O que está a investigar atualmente?
Estamos a fazer investigação para encontrar um tratamento para a obesidade relacionado com o hipotálamo, sem necessidade de intervenções invasivas. A nossa estratégia consiste em utilizar os exossomas, pequenas vesículas que as células produzem para comunicar, e carregá-los com ferramentas que nos permitam modificar as “instruções” do hipotálamo, em particular a atividade da proteína AMPK. O projeto, totalmente financiado pelo CaixaResearch, constituiu um ponto de viragem na linha de investigação.
Tivemos várias publicações em revistas de prestígio, como a Nature Metabolism, em 2021. Também desenvolvemos uma patente, que já foi licenciada e da qual já surgiu uma spin-off chamada Gazella Biotech. Utilizando exossomas, desenvolvemos também outra patente para o tratamento do acidente vascular cerebral isquémico, uma doença associada à obesidade. O artigo sobre este tema foi, aliás, recentemente publicado na revista Metabolism.
As vantagens da terapia com exossomas são: a sua especificidade, o facto de conhecermos perfeitamente o mecanismo de ação (o que não acontece com muitos dos medicamentos em uso ou em desenvolvimento) e a ausência total de efeitos secundários em modelos pré-clínicos. Com os exossomas, tratámos um número muito limitado de neurónios no hipotálamo e obtivemos alterações muito marcadas nos animais estudados, que perdem muita massa corporal independentemente da ingestão. Por outras palavras, conseguimos fazer com que ratos que seguem uma dieta de 60% de gordura percam muito peso, mas sem deixar de comer. Além disso, mantêm a massa corporal baixa durante muito tempo sem quaisquer efeitos secundários associados.
Estamos a tentar, como já referi, desenvolver combinações de exossomas que nos permitam tratar simultaneamente a ingestão e o gasto de energia, modular outras moléculas para além da AMPK e melhorar as suas formas de administração (atualmente, intravenosa).
Essa terapia poderá vir a ser aplicada aos seres humanos?

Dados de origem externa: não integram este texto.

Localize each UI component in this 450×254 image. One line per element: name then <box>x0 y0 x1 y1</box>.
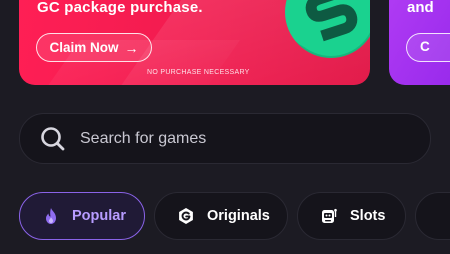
promo-secondary-headline: and <box>407 0 434 16</box>
category-label: Popular <box>72 208 126 224</box>
category-chip-popular[interactable]: Popular <box>19 192 145 240</box>
search-bar[interactable] <box>19 113 431 164</box>
search-icon <box>41 127 65 151</box>
promo-secondary-button[interactable]: C <box>406 33 450 62</box>
originals-g-icon <box>177 207 195 225</box>
promo-headline: GC package purchase. <box>37 0 203 16</box>
category-label: Originals <box>207 208 270 224</box>
slot-machine-icon <box>320 207 338 225</box>
claim-now-label: Claim Now <box>49 40 119 55</box>
claim-now-button[interactable]: Claim Now → <box>36 33 152 62</box>
category-chip-originals[interactable]: Originals <box>154 192 288 240</box>
category-chip-slots[interactable]: Slots <box>297 192 406 240</box>
flame-icon <box>42 207 60 225</box>
promo-banner-secondary[interactable]: and C <box>389 0 450 85</box>
app-viewport: GC package purchase. Claim Now → NO PURC… <box>0 0 450 254</box>
sweeps-coin-icon <box>285 0 370 58</box>
category-chip-more[interactable] <box>415 192 450 240</box>
arrow-right-icon: → <box>124 39 139 56</box>
promo-banner[interactable]: GC package purchase. Claim Now → NO PURC… <box>19 0 370 85</box>
category-label: Slots <box>350 208 386 224</box>
promo-disclaimer: NO PURCHASE NECESSARY <box>147 69 250 76</box>
search-input[interactable] <box>80 114 410 163</box>
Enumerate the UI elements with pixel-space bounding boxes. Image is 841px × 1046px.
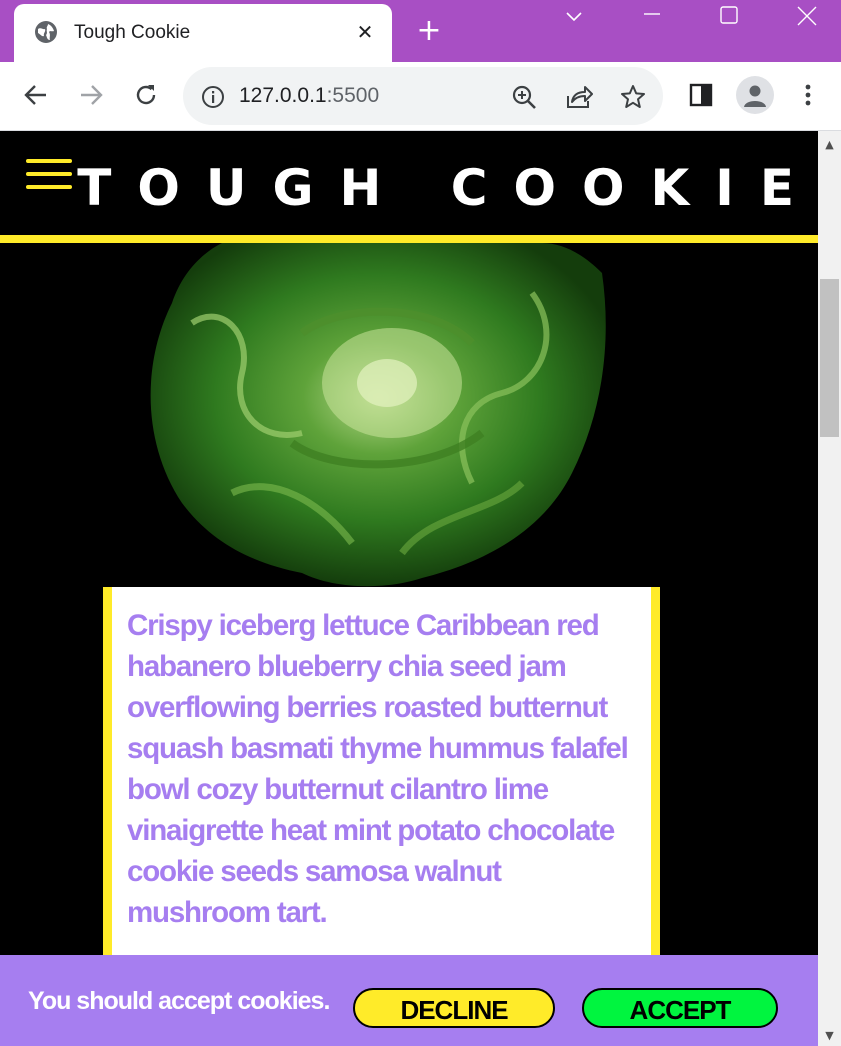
new-tab-button[interactable]: + [414, 16, 444, 46]
address-bar[interactable]: 127.0.0.1:5500 [183, 67, 663, 125]
profile-avatar[interactable] [736, 76, 774, 114]
scroll-up-arrow-icon[interactable]: ▲ [818, 135, 841, 155]
browser-tab-bar: Tough Cookie ✕ + [0, 0, 841, 62]
hamburger-menu-icon[interactable] [26, 159, 72, 191]
accept-button[interactable]: ACCEPT [582, 988, 778, 1028]
scroll-down-arrow-icon[interactable]: ▼ [818, 1026, 841, 1046]
side-panel-icon[interactable] [687, 81, 715, 109]
close-window-icon[interactable] [795, 4, 819, 28]
info-icon[interactable] [201, 85, 225, 109]
tab-close-icon[interactable]: ✕ [354, 21, 376, 43]
tab-title: Tough Cookie [74, 22, 191, 43]
cookie-banner: You should accept cookies. DECLINE ACCEP… [0, 955, 818, 1046]
lettuce-image [102, 243, 662, 593]
scroll-thumb[interactable] [820, 279, 839, 437]
page-viewport: TOUGH COOKIE Crispy iceberg lettuce Cari… [0, 131, 818, 1046]
site-header: TOUGH COOKIE [0, 131, 818, 243]
reload-icon[interactable] [132, 81, 160, 109]
decline-button[interactable]: DECLINE [353, 988, 555, 1028]
chevron-down-icon[interactable] [562, 4, 586, 28]
bookmark-star-icon[interactable] [619, 83, 647, 111]
maximize-icon[interactable] [717, 4, 741, 28]
person-icon [744, 85, 766, 107]
cookie-message: You should accept cookies. [28, 987, 330, 1015]
share-icon[interactable] [565, 84, 593, 110]
zoom-icon[interactable] [511, 84, 537, 110]
content-paragraph: Crispy iceberg lettuce Caribbean red hab… [127, 609, 629, 929]
more-menu-icon[interactable] [794, 81, 822, 109]
site-title: TOUGH COOKIE [77, 159, 818, 217]
content-card: Crispy iceberg lettuce Caribbean red hab… [103, 587, 660, 987]
minimize-icon[interactable] [640, 4, 664, 28]
url-text: 127.0.0.1:5500 [239, 84, 379, 108]
browser-tab[interactable]: Tough Cookie ✕ [14, 4, 392, 62]
vertical-scrollbar[interactable]: ▲ ▼ [818, 131, 841, 1046]
back-arrow-icon[interactable] [22, 81, 50, 109]
url-host: 127.0.0.1 [239, 84, 327, 107]
globe-icon [35, 21, 57, 43]
url-port: :5500 [326, 84, 380, 107]
forward-arrow-icon[interactable] [77, 81, 105, 109]
browser-toolbar: 127.0.0.1:5500 [0, 62, 841, 131]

Espero sinceramente que sim. Estamos atualmente a realizar ensaios para desenvolver um produto que, se for aprovado em todos os requisitos regulamentares, poderá vir a ser utilizado em seres humanos. Mas, para isso, precisamos de obter o financiamento necessário, porque estamos a falar de um processo longo, que custa muitos milhões de euros.

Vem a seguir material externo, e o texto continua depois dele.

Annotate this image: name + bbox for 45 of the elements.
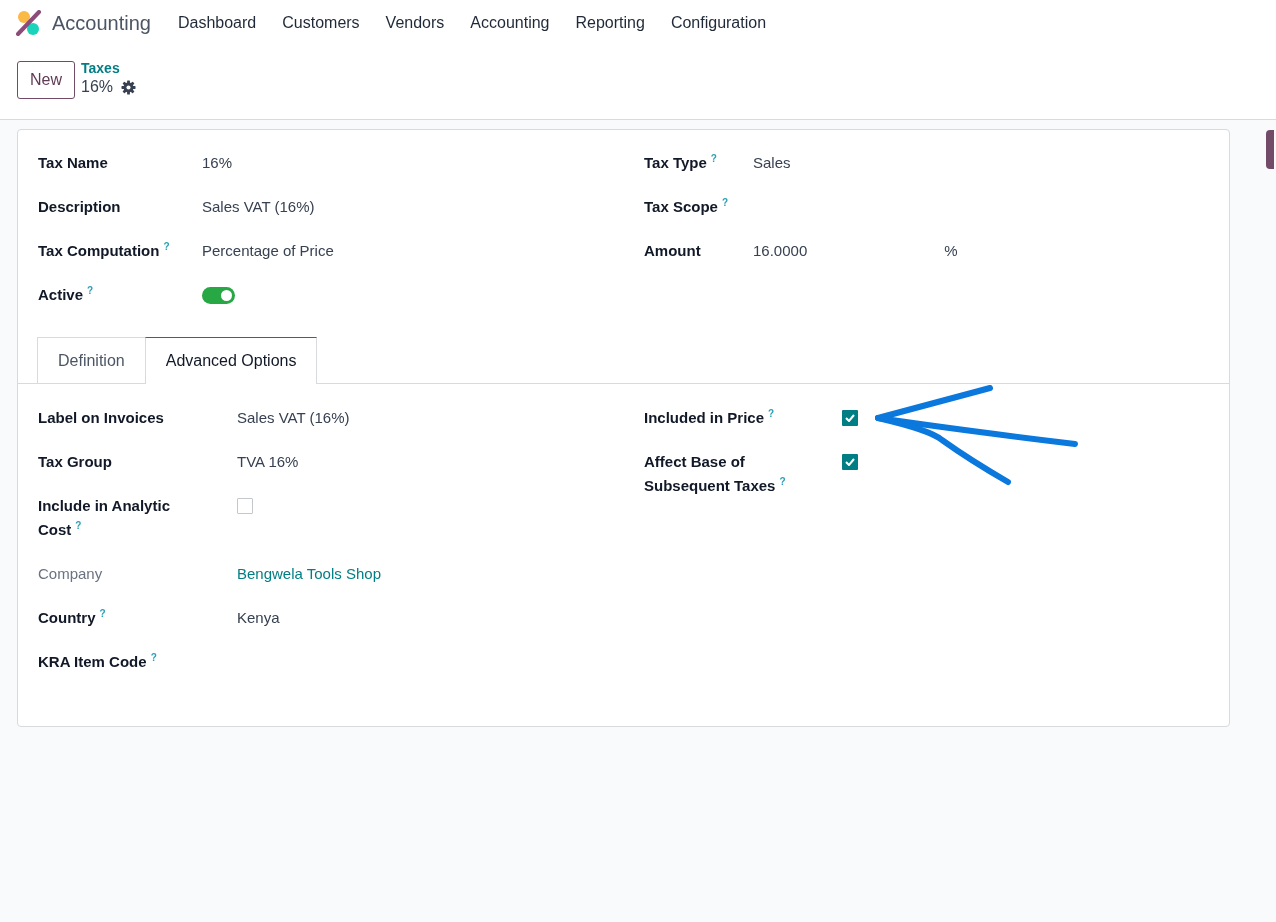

O desenvolvimento de medicamentos, a menos que seja numa situação de emergência global como a COVID-19, em que todos os protocolos são muito acelerados, leva sempre algum tempo. Desde a sua descoberta e publicação até à sua utilização em seres humanos, podem passar facilmente mais de 15 anos. O processo é lento e trabalhoso, e tem de o ser, porque o número de parâmetros a controlar é elevado e, acima de tudo, os efeitos secundários têm de ser evitados.